5. When she grew to be a woman she became the wife of a king, and then she showed herself as noble a queen as she had been a princess. Her husband was that King Leonidas who stood in the narrow pass of Thermopylæ with his small army, and fought back the great hosts of the Persians until he and all his heroic band were killed. But, before this happened, there was a time when the Grecians did not know that the great Persian army was coming to try and destroy them, and a friend of theirs, who was a prisoner in the country where the great Xerxes lived, wishing to warn the Spartans of the coming of the Persians, so that they might prepare, sent a messenger to King Leonidas. But when the messenger arrived, all he had to show for his message was a bare, white waxen tablet. The king and all the lords puzzled over this strange tablet a long time, but could make nothing out of it. At last they began to think it was done for a jest, and did not mean anything.
6. But just then the young Queen Gorgo said, "Let me take it," and after looking it all over she exclaimed, "There must be some writing underneath the wax!" They scraped away the wax from the tablet, and there, sure enough, written on the wood beneath, was the message of the Grecian prisoner and his warning to King Leonidas.
7. Thus Gorgo helped her country a second time; for, if the Spartans had not known that the army was coming, they could not have warned the other kingdoms, and perhaps the Persians would not have been conquered. But as it was, Leonidas and the other kings called their armies together, and, when the Persian host came sweeping over the plains, the Greeks were ready to meet them, and to fight and die for their beautiful Greece.
8. So this one little maid of hundreds of years ago, princess and queen, helped to save her father from disgrace and her country from ruin. And we may feel sure that she was strong and true to the last, even when her brave husband, Leonidas, lay dead in the fearful pass of Thermopylæ, and she was left to mourn in the royal palace at Sparta.
XXXIII.—ALEXANDER SELKIRK.
1. Nearly two hundred years ago, an Englishman, living in London, named Daniel Defoe, wrote the story of Robinson Crusoe to interest and amuse boys and girls. Only think of it! Before that time nobody knew anything about the lonely island, or about the ship that was wrecked there. Nobody could know that Robinson was washed ashore and saved. Nobody could see him build his hut, and plan how to live day by day. Nobody could see his tame goats run out to meet him, or hear his parrot cry, "Poor Robinson Crusoe!" Nobody could form the acquaintance of the faithful man Friday, whom Robinson saved from the cannibals, and who became such a dear friend to him. None of this could any boy or girl at that time enjoy, because the story had not yet come out of the head of Defoe.
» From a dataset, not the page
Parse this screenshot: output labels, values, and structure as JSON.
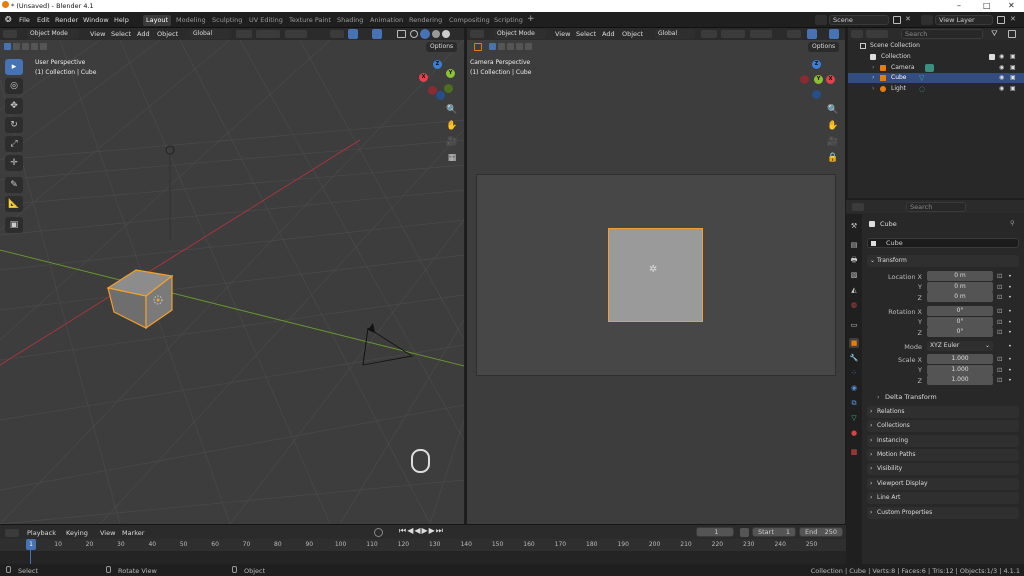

2. But, while Robinson Crusoe is a story that never really happened, Daniel Defoe had something to make it out of. In 1704 a Scotch sailor, named Alexander Selkirk, then twenty-eight years old, was left upon Juan Fernandez, an uninhabited island in the Pacific, off the coast of Chili. He had quarreled with the captain of the ship in which he sailed, and the captain sent him ashore to improve his temper. Here he lived alone for four years and four months, when, an English vessel appearing, he was carried back to his native country.